1
votes

I have created a sample application using glew and glut which reads a dds file and displays it. I manually read the dds file (NPOT(886 x 317) file in R8G8B8) and creates the data pointer(unsigned char*).

Then I prepared the texture using

void prepareTexture(int w, int h, unsigned char* data) {

    /* Create and load texture to OpenGL */
    glGenTextures(1, &textureID); /* Texture name generation */
    glBindTexture(GL_TEXTURE_2D, textureID); 
    glTexImage2D(GL_TEXTURE_2D, 0, GL_RGB, 
                w, h, 
                0, GL_RGB, GL_UNSIGNED_BYTE,
                data); 
    glGenerateMipmap(GL_TEXTURE_2D);
}

enter image description here

In the above figure, First one shows the original dds file and second one is the rendering result of my application which is obviously wrong. If I re-size the image to 1024 x 512, both images will look same.

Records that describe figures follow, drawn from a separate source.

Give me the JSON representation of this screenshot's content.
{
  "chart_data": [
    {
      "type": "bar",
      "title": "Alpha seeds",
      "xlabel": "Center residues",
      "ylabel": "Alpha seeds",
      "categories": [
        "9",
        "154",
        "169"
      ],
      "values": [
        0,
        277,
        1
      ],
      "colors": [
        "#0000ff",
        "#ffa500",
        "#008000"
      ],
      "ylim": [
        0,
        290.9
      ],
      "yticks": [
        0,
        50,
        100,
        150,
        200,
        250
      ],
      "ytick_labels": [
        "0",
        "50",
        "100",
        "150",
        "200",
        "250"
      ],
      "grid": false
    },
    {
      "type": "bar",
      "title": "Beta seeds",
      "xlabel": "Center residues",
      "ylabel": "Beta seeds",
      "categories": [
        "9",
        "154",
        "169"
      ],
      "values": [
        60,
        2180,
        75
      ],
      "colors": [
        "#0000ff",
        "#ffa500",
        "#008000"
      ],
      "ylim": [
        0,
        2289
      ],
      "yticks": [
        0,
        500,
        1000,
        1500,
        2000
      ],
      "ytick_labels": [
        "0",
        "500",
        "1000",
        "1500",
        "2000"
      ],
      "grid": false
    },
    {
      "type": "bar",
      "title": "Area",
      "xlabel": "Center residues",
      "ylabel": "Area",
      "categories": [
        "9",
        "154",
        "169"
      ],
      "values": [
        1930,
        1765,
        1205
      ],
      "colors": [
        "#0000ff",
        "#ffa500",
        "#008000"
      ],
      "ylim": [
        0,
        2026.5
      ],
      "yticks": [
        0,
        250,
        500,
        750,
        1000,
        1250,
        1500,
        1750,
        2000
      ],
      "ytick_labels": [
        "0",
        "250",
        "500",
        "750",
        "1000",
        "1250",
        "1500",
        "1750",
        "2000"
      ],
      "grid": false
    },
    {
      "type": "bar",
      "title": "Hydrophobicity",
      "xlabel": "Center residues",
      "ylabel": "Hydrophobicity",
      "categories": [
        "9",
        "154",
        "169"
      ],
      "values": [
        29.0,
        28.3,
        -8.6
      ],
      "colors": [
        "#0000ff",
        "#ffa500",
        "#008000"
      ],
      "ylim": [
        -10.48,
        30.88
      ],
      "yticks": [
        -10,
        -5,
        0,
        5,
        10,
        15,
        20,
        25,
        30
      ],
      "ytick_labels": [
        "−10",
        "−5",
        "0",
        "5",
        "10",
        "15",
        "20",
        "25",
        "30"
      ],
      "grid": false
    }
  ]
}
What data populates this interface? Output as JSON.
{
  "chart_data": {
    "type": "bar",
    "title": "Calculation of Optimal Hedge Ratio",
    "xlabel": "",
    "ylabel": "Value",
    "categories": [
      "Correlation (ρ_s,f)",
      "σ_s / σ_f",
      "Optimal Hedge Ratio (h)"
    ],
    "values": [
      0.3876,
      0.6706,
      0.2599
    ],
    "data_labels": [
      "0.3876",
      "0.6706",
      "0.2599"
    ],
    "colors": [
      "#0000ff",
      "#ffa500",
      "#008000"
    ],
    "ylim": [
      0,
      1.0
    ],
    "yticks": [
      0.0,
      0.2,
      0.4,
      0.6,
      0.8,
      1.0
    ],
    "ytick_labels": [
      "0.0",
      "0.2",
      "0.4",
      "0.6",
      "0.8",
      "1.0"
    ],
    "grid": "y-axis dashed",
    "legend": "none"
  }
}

From the OpenGL Specification

I.3 Non-Power-Of-Two Textures

The restriction of textures to power-of-two dimensions has been relaxed for all texture targets, so that non-power-of-two textures may be specified without generating errors. Non-power-of-two textures was promoted from the ARB texture non power of two extension.

From which what I understand is from OpenGl 2.0 we can use NPOT textures and OpenGL will handle this.

I tried using the DevIL image library to load the dds file but end up with same result. If I convert the image to a RGBA and and change the internal format and format of glTexImage2D to GL_RGBA I will get correct result even if the dds file is NPOT.

glTexImage2D(GL_TEXTURE_2D, 0, GL_RGBA, 
                w, h, 
                0, GL_RGBA, GL_UNSIGNED_BYTE,
                data);

I tried the application in PC's with NVIDA card and Radeon card and both of them are giving the same result.

My sample source code can be downloaded from the link

Can anybody tell me what is wrong with my application? Or OpenGL does not allow NPOT if the image is in R8G8B8.

1

1 Answers

8
votes

This looks like an alignment issue. Add this before the glTexImage2D() call:

glPixelStorei(GL_UNPACK_ALIGNMENT, 1);

This value specifies the row alignment of your data in bytes. The default value is 4.

With your texture width of 886 and 3 bytes per pixel for GL_RGB, each row is 886 * 3 = 2658 bytes, which is not a multiple of 4.

With the UNPACK_ALIGNMENT value at the default, the size would be rounded up to the next multiple of 4, which is 2660. So 2660 bytes will be read for each row, which explains the increasing shift for each row. The first row would be correct, the second one 2 bytes off, the 2nd row 4 bytes off, the 3rd row 6 bytes off, etc.